Monday, July 11, 2011

The Evolution of Reading


The Boston Globe has put together a three-part series about the past, present and future of reading.

From the essay in Part One...

To learn to read, after all, is a descent into silence. I can still conjure the school room where I first began to puzzle out words on a page: our wooden desks, the map of the world rolled up above the chalkboard, green canvas shades partially drawn over high windows, manila cards strung around the room, which illustrated the alphabet in cursive script. We sat at our desks and read our pages aloud, mouthing syllables amongst each other, if not to each other, and to our teacher. Stumbling, smoothing, repeating the words again and again. How quickly we took to it might determine whether we would outdistance our parents - farmers, plumbers, small-business owners, housewives - or follow in their footsteps. Soon, we began whispering the words to ourselves, then mouthing them silently. Finally they sped by faster than we could possibly say. How long that all took I now have no idea, but the silence, I know, was an accomplishment.

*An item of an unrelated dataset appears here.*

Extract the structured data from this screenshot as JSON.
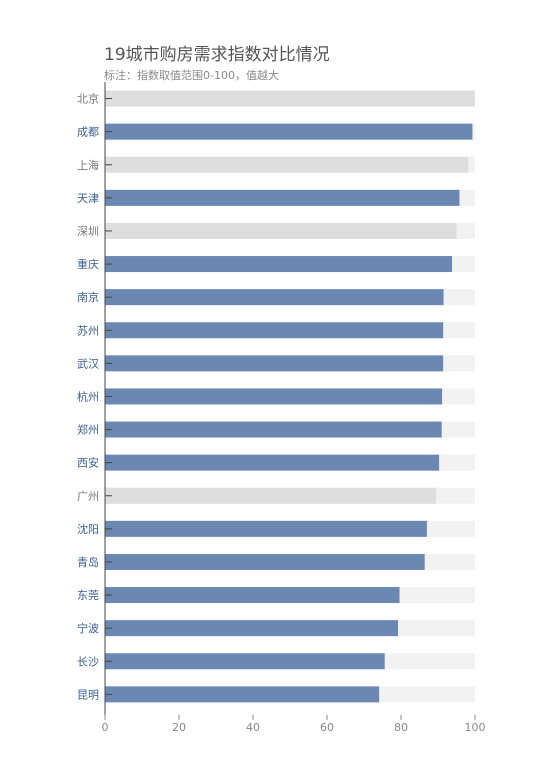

I’ve always believed that the silence surrounding my reading was a cleared space for attention in a noisy, busy world, and that my eye running across the page had to be an asset since I’ll never read all the books I’d like to, and there are hundreds of thousands more being published every year. Yet, I remember so little of all my reading and rereading. Even when I try to recall the books that have grabbed me by the throat, I can conjure no more than a few scenes, or the bare outlines of a plot, or a striking line: “When it rains we would like to cry.’’ Where does the absorption in the moment go? Why isn’t there more space for all those hours in the cramped and cluttered place I imagine my memory to be?

1 comment:

David Scott said...

For me reading is a way to silence the noise around me.